Hispanic voters give Harris edge on healthcare and climate

Trump leads on immigration policy among Hispanics, Reuters/Ipsos polling shows

By Reuters

  • Follow us on
  • google-news
  • whatsapp
  • telegram

Top Stories

US Vice-President Kamala Harris in Milwaukee, Wisconsin, US on August 20, 2024, and former US president Donald Trump in Bedminster, New Jersey, US, on August 15, 2024, are seen in a combination of file photographs.— Reuters file
US Vice-President Kamala Harris in Milwaukee, Wisconsin, US on August 20, 2024, and former US president Donald Trump in Bedminster, New Jersey, US, on August 15, 2024, are seen in a combination of file photographs.— Reuters file

Published: Tue 3 Sep 2024, 2:30 PM

Last updated: Tue 3 Sep 2024, 2:31 PM

Kamala Harris has neutralised Donald Trump's edge on the economy among Hispanic voters, and her 13 percentage point lead within that group reflects the fact they vastly prefer her approach to healthcare and climate change, Reuters/Ipsos polling shows.

On those latter issues, Hispanics favour Democratic Vice-President Harris' approach over Republican former president Trump's by wide margins — 18 points for healthcare and 23 points for climate change.


A diverse and fast-growing slice of the US electorate who are swing voters, Hispanics are an attractive target for both candidates in a contest that was shaken up in July when Democratic President Joe Biden folded his flagging re-election campaign and passed the torch to Harris.

The Reuters/Ipsos poll, conducted August 21-28, showed that the top issues for Hispanic registered voters ahead of the November 5 election largely track those of the country at large, with the economy, immigration, healthcare and climate change standing out as the group's top priorities.

While registered voters overall favour Trump's approach to the economy over Harris's by 45 per cent to 36 per cent, Hispanic registered voters viewed them equally, with each drawing 39 per cent support. That reflects an improvement for Democrats, after a Reuters/Ipsos poll in May showed Biden trailing Trump by four points on the economy in Hispanic voters' eyes.

Hispanic voters preferred Harris on healthcare policy, by 46 per cent to 29 per cent, and on climate change, with a 46 per cent to 23 per cent lead, bigger leads than she held among the broader electorate, which also favoured her on those two issues.

Trump held the advantage on immigration policy, with Hispanic voters preferring him over Harris 42 per cent to 37 per cent, narrower than his 46 per cent to 36 per cent lead among the broader electorate.

"The Latino vote is probably the most pure swing group of voters in America right now and will be for a long time," said Chuck Rocha, a Democratic strategist who advised Bernie Sanders' 2016 campaign, including on Latino outreach.

Aspirational story

Rocha said Harris, who is Black and of South Asian descent and whose parents immigrated to the US from Jamaica and India, is winning support from Hispanics by telling an aspirational life story that has countered Trump's strength on the economy, where he has a 20 point lead among White voters.
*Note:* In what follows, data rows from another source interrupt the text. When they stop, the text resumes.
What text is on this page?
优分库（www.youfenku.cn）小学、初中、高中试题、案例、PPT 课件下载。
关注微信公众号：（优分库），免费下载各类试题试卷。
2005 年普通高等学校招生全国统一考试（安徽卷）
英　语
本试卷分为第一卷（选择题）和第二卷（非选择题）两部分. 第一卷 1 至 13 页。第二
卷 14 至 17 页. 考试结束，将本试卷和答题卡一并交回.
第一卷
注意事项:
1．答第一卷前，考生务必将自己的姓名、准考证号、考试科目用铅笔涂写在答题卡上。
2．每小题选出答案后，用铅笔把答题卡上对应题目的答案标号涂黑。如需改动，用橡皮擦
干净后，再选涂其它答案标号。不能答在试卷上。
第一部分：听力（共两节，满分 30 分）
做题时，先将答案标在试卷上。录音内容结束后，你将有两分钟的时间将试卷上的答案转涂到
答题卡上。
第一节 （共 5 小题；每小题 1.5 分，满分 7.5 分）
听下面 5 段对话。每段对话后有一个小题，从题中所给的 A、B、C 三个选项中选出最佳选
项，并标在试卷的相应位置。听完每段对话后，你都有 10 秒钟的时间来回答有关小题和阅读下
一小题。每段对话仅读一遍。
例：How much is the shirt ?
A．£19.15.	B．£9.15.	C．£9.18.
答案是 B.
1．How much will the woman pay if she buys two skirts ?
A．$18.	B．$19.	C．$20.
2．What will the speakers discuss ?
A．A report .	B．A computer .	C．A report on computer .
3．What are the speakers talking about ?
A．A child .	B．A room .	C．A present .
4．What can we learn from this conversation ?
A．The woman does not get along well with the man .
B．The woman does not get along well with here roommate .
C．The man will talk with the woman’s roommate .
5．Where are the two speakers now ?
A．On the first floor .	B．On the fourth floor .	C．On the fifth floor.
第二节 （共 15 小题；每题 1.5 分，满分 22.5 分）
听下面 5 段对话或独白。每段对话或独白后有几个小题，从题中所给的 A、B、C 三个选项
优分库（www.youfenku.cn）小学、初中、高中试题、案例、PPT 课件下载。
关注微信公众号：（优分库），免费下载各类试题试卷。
Many Hispanic voters have parents or grandparents who immigrated to the United States, and their lower-than-average incomes left them more vulnerable to the surge in US inflation in 2021 and 2022.

Trump leads on the economy among men and voters aged 35 and older, while he and Harris are closely matched among women and younger Americans, the new Reuters/Ipsos poll showed. Harris has a strong lead on the economy among Black voters.

The poll was conducted nationally and gathered responses from 4,253 US adults, including 3,562 registered voters and 412 Hispanic registered voters. It had margins of error of about 2 percentage points for voters overall and about 4 points for Hispanics.

Hispanics made up about 14 per cent of voting age US citizens in 2022, up from 9 per cent in Census Bureau estimates for 2005-2009. Biden won the Hispanic vote by 21 points in 2020, according to an exit poll analysis by Pew Research, so Harris' current 13 point lead among registered Hispanic voters, should it hold through Election Day, would signal an improvement for Trump.

Republican strategists say even with Harris' gains on the economy relative to Biden, Trump is still doing well with Hispanics.

"Hispanics have historically strongly favoured the Democratic Party, so for Trump to be breaking even with Harris on the economy has to be seen as a win for him," Giancarlo Sopo, a Republican strategist who led Trump’s 2020 media outreach targeting Hispanic voters.

US inflation has cooled over the last year and in June consumer prices fell for the first time in four years amid cheaper petrol and moderating rents.

Voter sympathies could shift between now and Election Day and it remains to be seen which, if any, blocs of voters will turn out in droves. Experts say predicting the Hispanic vote is particularly hard in 2024 because Hispanic voters skew younger than the rest of the electorate, so a larger share are first time voters.

"It could be anybody’s race still," said University of Arizona political scientist Lisa M. Sanchez.